Sam Knight on the Theft of the World’s Rarest Water Lily

In the Guardian's new 'Long Read' section

Last month the Guardian started a ‘Long Read’ section, giving prominent writers, essayists and other public figures space to write longform pieces, with the depth and breadth of analysis you no longer find in broadsheets. Thus far, highlights have included Pankaj Mishra on the failure of the ‘Western model’, and John Gray on the nature of evil.

‘The Long Read’ is also going to give space to longform investigative journalism, which is very good news indeed considering that this is a form that seems to be dying out (at least in Britain). This week they’ve published Sam Knight’s piece on the theft of the world’s rarest water lily at Kew Gardens: 

The Princess of Wales Conservatory is what staff at Kew Gardens call a honeypot. The world’s largest and most prestigious botanical garden, Kew receives 2 million visitors each year, and a huge proportion of these, perhaps 30,000 a week, make sure they see the conservatory, a large armadillo-like structure near the eastern gates. Built in 1986, the glasshouse has climate controls that allow it to contain 10 plant habitats under a single roof. In the space of a few minutes, visitors can examine ghostly, egg-shaped cacti in the desert cool; tumbling red Passiflora in the heat of the forest; and the fibrous mangroves of a swamp. On any given morning, squads of children, dressed in yellow high-visibility jackets, trek among the lurid, flowering bromeliads and tropical leaves the size of pillowcases, and squeal at beetles that skitter out on to the walkway.

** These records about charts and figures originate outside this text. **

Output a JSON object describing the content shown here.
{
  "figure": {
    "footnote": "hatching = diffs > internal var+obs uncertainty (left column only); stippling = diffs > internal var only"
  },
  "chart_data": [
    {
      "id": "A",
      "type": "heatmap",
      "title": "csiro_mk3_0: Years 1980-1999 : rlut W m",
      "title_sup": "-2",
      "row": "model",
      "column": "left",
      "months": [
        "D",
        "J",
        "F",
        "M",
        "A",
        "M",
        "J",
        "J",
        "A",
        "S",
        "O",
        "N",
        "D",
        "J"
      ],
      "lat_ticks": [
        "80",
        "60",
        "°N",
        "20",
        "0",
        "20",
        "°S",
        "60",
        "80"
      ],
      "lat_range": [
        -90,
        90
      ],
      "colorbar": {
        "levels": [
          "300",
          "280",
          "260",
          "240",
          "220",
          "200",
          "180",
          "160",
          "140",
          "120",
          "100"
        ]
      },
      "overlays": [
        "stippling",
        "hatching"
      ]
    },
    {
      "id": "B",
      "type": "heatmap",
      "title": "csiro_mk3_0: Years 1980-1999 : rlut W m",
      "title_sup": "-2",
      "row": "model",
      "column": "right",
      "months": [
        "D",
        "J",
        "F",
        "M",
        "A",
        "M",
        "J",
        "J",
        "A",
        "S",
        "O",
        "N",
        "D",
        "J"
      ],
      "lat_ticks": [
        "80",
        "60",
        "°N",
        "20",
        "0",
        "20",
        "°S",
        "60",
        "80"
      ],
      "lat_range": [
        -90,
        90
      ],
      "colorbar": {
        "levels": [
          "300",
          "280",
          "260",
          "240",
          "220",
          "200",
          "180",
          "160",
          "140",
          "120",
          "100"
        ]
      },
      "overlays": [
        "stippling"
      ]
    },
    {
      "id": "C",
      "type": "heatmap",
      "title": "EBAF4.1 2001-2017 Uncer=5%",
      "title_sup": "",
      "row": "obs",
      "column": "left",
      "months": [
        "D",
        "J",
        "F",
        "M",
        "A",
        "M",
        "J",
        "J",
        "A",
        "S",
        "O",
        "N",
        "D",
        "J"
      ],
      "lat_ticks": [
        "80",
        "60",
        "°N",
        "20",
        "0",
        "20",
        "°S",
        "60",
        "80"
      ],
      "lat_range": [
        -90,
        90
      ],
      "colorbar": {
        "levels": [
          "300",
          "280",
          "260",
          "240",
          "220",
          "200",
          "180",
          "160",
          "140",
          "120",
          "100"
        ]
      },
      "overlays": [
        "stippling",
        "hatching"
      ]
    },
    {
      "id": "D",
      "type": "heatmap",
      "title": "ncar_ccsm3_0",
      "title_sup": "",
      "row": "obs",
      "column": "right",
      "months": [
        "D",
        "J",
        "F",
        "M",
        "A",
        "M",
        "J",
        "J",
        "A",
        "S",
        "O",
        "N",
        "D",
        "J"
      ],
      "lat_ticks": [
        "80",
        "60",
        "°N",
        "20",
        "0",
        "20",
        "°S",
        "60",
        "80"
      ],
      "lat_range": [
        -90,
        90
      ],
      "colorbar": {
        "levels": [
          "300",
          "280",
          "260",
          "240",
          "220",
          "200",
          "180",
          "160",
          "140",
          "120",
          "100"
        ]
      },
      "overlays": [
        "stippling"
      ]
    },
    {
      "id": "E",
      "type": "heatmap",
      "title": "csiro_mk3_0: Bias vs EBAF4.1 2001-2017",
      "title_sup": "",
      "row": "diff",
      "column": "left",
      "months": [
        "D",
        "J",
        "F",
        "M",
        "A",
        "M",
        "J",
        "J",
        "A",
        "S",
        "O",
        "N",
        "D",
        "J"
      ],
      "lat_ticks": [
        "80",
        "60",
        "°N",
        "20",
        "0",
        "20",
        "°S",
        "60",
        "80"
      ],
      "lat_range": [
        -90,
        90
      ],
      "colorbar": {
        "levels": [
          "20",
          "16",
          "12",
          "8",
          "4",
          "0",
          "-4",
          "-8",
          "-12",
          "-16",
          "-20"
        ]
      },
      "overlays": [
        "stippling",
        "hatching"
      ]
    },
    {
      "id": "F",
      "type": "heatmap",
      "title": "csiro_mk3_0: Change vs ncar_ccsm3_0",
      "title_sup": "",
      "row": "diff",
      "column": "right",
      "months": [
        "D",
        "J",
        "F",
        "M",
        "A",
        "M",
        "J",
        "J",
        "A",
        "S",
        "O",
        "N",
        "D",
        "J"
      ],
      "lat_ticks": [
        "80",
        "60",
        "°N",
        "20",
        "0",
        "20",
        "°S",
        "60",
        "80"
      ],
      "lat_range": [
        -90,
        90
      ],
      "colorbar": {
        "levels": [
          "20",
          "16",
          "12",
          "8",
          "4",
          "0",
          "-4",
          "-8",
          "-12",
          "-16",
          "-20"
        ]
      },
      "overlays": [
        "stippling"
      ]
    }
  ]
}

Shortly after two o’clock on the afternoon of Thursday, January 9, Nick Johnson, the 43-year-old manager of the conservatory, returned to Kew after spending the morning at a school in east London. Johnson, a trim man with a short beard, had left his team preparing the glasshouse for the gardens’ annual orchid festival. The exhibition is a big deal at Kew. Orchids are the world’s largest group of flowering plants, and their devotees, known as orchidophiles, are among the most eager and best-organised plant enthusiasts. Around 120,000 come to the festival each winter, and a good show, and positive press coverage, can boost visitor numbers at Kew for the rest of the year.

The theme for this year was “Plant Hunters”, and Johnson’s staff were dressing half the conservatory to evoke the high romance of Victorian botanical adventuring, a time when avid collectors and the best scientists (there was little distinction between the two) set off for distant jungles armed with cutlasses and a year’s supply of tobacco. The temporary display included a period botanist’s campsite, complete with pith helmets and wicker baskets, and a cascade of fuchsia and cream vandas.

It was an unusually warm January day. Johnson couldn’t wait to take off his winter coat. But as soon as he walked into the glasshouse, he ran into Duncan Brokensha, an apprentice on his team. Brokensha was agitated. Amid the festival preparations, he had carried out a routine inspection of the water levels in the ponds. As usual, he had also checked on the rarest, and most endangered, plant in the glasshouse, the Nymphaea thermarum, which is the smallest water lily in the world. Unlike some of the valuable orchids and cacti in the conservatory, which are kept behind glass screens, the tiny water lilies, whose white flowers measure less than 1cm across, were on open display, albeit in a relatively inaccessible position near the foot of a concrete bridge. There were 24 planted out in the mud. Today, Brokensha counted 23 – and a hole where the 24th had been.

The plant had been stolen. Johnson was furious. Mainly with himself: he had decided, the previous spring, to plant the water lily in the glasshouse. At the time, Kew possessed virtually the entire planet’s population of Nymphaea thermarum. The water lily had not been seen in its only known location in the wild, a thermal hot spring in Rwanda, since 2008, and it was one of around 100 plant species that now only survive in botanical gardens, on the very edge of extinction. Johnson had known the risks of putting such a scarce, and delicate, species on public view. People swipe the occasional flower and cutting from botanical gardens – they always have.